I can see that if I had been awarded the Nobel prize, I’d have done exactly what Selma did and done up my childhood paradise. After all, she only did what her own father worked on before her. What most of us would do if we could.

The Borrowers

Let me bore you with some irrelevant facts.

Back in July 2000 I was standing in a Stockport bookshop. I can’t tell you which one, and by that I mean I can’t recall what name it was trading under at the time. It kept changing, as chains bought each other. It was the one near Sainsbury’s, and I was at the back of the shop, in the children’s books department. I know when, because I was there with my visitors from Sweden, who desperately needed new books. As you do.
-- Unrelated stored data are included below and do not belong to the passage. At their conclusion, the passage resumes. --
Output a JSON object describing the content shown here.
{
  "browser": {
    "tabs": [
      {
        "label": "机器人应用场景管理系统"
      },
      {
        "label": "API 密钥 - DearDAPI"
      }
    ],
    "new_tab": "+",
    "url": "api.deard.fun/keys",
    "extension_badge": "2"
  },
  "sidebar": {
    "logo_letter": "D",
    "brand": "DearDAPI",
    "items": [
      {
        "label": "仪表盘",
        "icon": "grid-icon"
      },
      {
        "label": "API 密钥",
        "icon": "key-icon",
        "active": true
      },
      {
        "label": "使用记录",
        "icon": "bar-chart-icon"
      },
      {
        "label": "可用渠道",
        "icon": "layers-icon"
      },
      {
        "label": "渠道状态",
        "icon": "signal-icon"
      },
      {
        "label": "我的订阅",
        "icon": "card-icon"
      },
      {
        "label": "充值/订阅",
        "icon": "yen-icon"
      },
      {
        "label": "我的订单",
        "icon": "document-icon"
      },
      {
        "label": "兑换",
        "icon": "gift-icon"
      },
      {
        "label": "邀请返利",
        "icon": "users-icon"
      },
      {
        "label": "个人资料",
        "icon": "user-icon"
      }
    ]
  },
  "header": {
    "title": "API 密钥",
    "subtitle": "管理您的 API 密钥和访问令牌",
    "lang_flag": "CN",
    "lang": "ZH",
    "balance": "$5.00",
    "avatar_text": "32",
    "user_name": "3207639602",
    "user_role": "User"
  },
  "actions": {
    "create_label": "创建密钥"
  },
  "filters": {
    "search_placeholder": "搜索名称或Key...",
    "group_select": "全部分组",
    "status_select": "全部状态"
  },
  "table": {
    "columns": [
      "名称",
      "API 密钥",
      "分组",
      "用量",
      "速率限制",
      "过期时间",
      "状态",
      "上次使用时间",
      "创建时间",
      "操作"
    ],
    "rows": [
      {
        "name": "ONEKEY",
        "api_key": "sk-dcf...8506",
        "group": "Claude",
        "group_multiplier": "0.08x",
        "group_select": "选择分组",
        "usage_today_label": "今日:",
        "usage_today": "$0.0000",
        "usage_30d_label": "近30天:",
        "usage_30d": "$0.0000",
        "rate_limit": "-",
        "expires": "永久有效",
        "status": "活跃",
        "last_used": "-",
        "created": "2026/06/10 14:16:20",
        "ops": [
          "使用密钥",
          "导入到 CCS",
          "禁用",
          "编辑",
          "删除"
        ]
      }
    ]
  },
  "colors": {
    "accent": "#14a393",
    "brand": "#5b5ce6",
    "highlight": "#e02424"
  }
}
They had a table featuring books from one publisher, with a two for one offer. I’m terribly ‘economical’, so felt this was a good offer and I should make the most of it. I seem to recall buying eight books, paying for four. Most of them I had no idea what they were, and simply picked the ones that looked the least bad.

I know. How very negative of me.

Mary Norton, The Borrowers

And one of the books was The Borrowers by Mary Norton. Being somewhat foreign, I’d never heard of either her or the book. But I did like it when I came to read it. I also realised that the story about these tiny people, living somewhere near you, is a bit of a classic.

The things you find out.

It’s been reissued again, and now comes as a lovely clothbound hardback, looking precisely as you’d expect an old classic to look like. It has the original Diana Stanley illustrations, and is simply an attractive little book. And this time I know about it, too.

Until We Win

Linda Newbery’s new book title for Barrington Stoke – Until We Win – takes on even more meaning than perhaps was intended when she wrote her short but engaging story about the suffragette movement. We keep being reminded of how important it is not to waste the vote, that so many women worked so hard to win for us.

Don’t be complacent and stay at home, in the belief that voting doesn’t matter. It does, and we are seeing the effects in spades these days.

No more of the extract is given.